SKY FIGHTER debuted on the DUST channel, from Gunpowder & Sky, and has garnered over three million views across platforms—not easy for a short film. But even more than the viewer count, I’m proud of the “watch graph.” (You can find it on the bottom of most YouTube videos: The cat does a funny thing, and the line spikes from people skipping to the good part.)
Most videos have peaks and valleys, but if you check out Sky Fighter, the watch line is flat. I asked DUST, hey, what’s that about? They said, “Oh, that means they’re watching straight through, they’re not skipping parts.” I am truly proud of our cast and crew for that achievement.
We were packaging Sky Fighter, the feature film, in 2020, when Covid hit—followed by strikes and a brutal collapse of the international “pre-sales” market. I would love to make the feature, now titled Zenith (there is a new Star Wars film called Starfighter), but it has a large VFX component, and may require stars too big to work for a first-time feature director.
The truth is I don’t think of myself as a writer. I like to make things. I write so I have something to make. I direct so it comes out the way I want. Films and television series are my ambition, but it’s also fun to make a book, or a website, or write an essay that people find interesting, or interview somebody cool.
What I really love is watching something that speaks to me and just being in awe of how good it is. I watch to the last frames of the end credits with a heart full of gratitude. And I feel inspired to go out and try to make something nearly as good.
It’s not just the achievement, or the entertainment. It’s that it makes me feel like I am not alone. Somebody made this (and lots of somebodies) who care about what I do: Purpose. Morality. Humanity.
My favorite works do not lie about the world. They do not offer pat endings, violence as a solution or false hope. There is warmth, but often bittersweet. Violence is scary. Actions have consequences.
This is what we’re calling PROTOCALIA. It is entertaining, imaginative, meaningful—and full of truth.

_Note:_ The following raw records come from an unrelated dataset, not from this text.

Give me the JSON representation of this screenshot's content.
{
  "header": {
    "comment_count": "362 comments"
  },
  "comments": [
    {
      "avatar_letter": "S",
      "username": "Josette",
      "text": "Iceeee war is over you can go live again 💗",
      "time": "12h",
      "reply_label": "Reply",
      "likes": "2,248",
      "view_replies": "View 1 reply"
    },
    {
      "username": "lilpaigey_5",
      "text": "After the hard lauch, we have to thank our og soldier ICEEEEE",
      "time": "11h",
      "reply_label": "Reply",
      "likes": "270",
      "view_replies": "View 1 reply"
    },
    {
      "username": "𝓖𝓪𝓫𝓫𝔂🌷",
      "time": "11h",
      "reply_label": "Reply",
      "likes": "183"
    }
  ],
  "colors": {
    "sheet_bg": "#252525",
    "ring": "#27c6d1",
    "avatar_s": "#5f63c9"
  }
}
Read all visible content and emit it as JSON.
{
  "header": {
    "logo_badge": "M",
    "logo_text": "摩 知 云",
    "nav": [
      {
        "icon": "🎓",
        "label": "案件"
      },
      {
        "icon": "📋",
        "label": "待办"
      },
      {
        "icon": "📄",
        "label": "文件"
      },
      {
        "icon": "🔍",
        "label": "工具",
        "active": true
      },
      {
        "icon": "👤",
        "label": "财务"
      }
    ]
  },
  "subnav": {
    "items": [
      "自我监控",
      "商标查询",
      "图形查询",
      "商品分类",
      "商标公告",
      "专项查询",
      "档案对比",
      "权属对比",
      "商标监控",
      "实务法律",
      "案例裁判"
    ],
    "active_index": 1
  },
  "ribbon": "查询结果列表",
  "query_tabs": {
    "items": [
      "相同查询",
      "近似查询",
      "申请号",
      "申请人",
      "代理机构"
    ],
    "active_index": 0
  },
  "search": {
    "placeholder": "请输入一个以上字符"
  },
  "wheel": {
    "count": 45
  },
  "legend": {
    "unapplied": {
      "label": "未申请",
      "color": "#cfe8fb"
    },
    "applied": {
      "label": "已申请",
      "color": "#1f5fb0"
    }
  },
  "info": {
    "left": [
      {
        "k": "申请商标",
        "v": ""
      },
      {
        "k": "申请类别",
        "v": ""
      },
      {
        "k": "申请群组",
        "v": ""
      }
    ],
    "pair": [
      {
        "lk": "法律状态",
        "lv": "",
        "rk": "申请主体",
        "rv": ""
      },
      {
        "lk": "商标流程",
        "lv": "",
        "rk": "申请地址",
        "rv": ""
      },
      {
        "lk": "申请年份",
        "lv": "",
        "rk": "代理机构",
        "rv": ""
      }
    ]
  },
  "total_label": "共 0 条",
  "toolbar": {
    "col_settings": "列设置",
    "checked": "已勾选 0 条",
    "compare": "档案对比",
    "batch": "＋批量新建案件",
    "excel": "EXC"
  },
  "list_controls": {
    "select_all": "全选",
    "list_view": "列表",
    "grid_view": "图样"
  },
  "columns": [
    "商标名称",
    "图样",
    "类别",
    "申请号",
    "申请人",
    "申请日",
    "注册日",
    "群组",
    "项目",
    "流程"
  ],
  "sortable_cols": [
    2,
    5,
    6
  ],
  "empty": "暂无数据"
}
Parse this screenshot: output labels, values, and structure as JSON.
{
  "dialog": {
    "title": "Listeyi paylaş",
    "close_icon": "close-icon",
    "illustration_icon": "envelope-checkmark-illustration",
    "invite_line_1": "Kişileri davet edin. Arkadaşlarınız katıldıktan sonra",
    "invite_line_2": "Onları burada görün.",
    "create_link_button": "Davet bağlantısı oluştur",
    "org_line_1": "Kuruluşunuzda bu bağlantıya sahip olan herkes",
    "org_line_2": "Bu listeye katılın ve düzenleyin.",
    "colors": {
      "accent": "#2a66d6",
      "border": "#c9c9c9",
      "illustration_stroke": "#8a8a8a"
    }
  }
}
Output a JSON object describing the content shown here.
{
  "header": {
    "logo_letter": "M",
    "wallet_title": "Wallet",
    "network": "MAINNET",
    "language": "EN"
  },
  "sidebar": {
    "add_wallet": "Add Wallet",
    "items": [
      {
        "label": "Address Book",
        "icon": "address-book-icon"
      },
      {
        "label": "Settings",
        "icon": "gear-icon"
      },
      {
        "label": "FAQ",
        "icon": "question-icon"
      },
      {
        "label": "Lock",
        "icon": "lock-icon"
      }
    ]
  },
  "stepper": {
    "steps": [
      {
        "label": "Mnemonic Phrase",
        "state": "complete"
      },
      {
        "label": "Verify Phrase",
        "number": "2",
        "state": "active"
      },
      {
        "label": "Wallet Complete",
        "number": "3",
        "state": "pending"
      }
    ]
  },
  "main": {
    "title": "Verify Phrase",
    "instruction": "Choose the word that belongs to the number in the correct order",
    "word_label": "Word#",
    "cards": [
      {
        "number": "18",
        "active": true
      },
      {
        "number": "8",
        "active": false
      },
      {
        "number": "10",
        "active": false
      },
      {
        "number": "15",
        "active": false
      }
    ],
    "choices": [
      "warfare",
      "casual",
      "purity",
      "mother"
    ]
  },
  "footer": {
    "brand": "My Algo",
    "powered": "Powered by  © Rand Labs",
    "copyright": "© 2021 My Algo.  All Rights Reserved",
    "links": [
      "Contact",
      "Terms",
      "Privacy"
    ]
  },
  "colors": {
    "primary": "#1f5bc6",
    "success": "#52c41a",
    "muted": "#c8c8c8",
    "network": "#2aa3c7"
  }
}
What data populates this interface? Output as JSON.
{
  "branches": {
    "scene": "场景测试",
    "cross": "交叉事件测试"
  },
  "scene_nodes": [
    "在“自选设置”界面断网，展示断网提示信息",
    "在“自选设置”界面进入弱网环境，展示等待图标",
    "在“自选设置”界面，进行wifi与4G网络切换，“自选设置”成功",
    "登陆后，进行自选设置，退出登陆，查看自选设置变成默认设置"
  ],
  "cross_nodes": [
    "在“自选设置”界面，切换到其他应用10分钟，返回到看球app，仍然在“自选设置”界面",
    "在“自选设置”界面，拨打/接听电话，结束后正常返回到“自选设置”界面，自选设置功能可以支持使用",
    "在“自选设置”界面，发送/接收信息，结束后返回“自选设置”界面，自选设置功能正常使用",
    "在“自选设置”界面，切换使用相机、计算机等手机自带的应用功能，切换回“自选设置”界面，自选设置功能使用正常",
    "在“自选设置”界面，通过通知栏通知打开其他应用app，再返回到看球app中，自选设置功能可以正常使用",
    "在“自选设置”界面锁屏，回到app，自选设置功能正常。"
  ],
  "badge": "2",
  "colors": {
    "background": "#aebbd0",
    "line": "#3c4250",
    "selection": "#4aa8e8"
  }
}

This project is a website, a community, a development incubator, a place to curate our favorite films and shows and talk to the creators—all of the above.
I would love for it to lead to actual productions, but really, I am making it because I feel like I have to. I love these films and shows so much, it is like a biological imperative to go out and say how meaningful they are to me, how much value they’ve added to my life.
And if you feel the same way, it’s important for me to tell you: You are not alone.